Iceberg Snapshot Expiration Age
Iceberg Snapshot Expiration Age is a configuration parameter that governs the retention period of historical snapshots in an Apache Iceberg table. Represented by the table property history.expire.max-snapshot-age-ms, this setting determines when a snapshot is considered stale and becomes eligible to be deleted by maintenance routines (such as the expire_snapshots procedure).
How Expiration and Cleanup Work
Each commit to an Iceberg table creates a snapshot, preserving previous states for time travel queries and rollbacks. Over time, these files accumulate, increasing metadata file size and storage costs.

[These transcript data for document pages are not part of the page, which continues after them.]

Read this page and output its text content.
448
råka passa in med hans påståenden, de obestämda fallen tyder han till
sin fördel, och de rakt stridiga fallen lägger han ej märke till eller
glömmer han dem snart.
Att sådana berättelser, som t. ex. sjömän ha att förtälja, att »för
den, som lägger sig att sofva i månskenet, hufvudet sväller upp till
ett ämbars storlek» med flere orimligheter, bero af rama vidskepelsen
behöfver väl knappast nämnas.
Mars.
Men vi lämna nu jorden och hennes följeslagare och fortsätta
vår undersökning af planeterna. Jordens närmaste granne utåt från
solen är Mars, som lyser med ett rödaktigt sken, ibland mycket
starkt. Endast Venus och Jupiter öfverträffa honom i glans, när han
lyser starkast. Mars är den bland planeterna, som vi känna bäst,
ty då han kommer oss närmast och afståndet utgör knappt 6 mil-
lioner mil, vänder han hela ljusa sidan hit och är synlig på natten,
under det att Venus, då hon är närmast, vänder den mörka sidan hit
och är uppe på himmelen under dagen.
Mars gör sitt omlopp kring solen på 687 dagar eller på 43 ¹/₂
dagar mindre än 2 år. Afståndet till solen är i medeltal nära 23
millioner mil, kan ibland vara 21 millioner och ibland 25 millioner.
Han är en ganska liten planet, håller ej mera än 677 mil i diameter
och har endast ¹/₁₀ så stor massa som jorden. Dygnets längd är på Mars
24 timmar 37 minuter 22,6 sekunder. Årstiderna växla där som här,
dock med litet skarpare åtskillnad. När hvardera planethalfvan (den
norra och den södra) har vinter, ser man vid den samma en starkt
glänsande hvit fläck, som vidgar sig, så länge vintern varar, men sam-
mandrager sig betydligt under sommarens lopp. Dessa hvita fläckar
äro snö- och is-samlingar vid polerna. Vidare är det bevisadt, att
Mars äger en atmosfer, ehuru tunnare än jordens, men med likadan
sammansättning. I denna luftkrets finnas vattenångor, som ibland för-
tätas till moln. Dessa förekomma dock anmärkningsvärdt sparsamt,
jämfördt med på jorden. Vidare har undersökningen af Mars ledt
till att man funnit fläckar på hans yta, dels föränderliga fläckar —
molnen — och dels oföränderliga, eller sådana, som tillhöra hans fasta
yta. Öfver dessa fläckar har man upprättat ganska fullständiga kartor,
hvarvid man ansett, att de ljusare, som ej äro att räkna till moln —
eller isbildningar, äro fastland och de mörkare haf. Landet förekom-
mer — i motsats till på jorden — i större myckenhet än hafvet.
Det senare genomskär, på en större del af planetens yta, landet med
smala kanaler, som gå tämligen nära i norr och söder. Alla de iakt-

To manage this, administrators schedule cleanup tasks. When the snapshot expiration procedure executes, it performs two main tasks:
- Metadata Pruning: Identifies snapshots older than the expiration threshold and removes their listings from the active
.metadata.jsonhistory. - Physical File Garbage Collection: Identifies data, delete, and manifest files that were exclusively referenced by the expired snapshots and deletes them from cloud object storage.
Configuration Syntax
You configure retention policies using table properties during table creation or modification:
/* Configure the table to expire snapshots older than 7 days (604,800,000 milliseconds) */
ALTER TABLE sales.orders SET TBLPROPERTIES (
'history.expire.max-snapshot-age-ms' = '604800000',
/* Ensure that a minimum of 5 historical snapshots are always preserved */
'history.expire.min-snapshots-to-keep' = '5'
);
Balancing Retention Against Query Duration
When establishing the snapshot expiration age, administrators must consider query execution times. If a snapshot is expired while a long-running query is actively reading it, the query will fail with file-not-found errors as the underlying data files are physically deleted.
As a best practice, the snapshot expiration age should be set to a value longer than the maximum expected duration of any active analytical queries.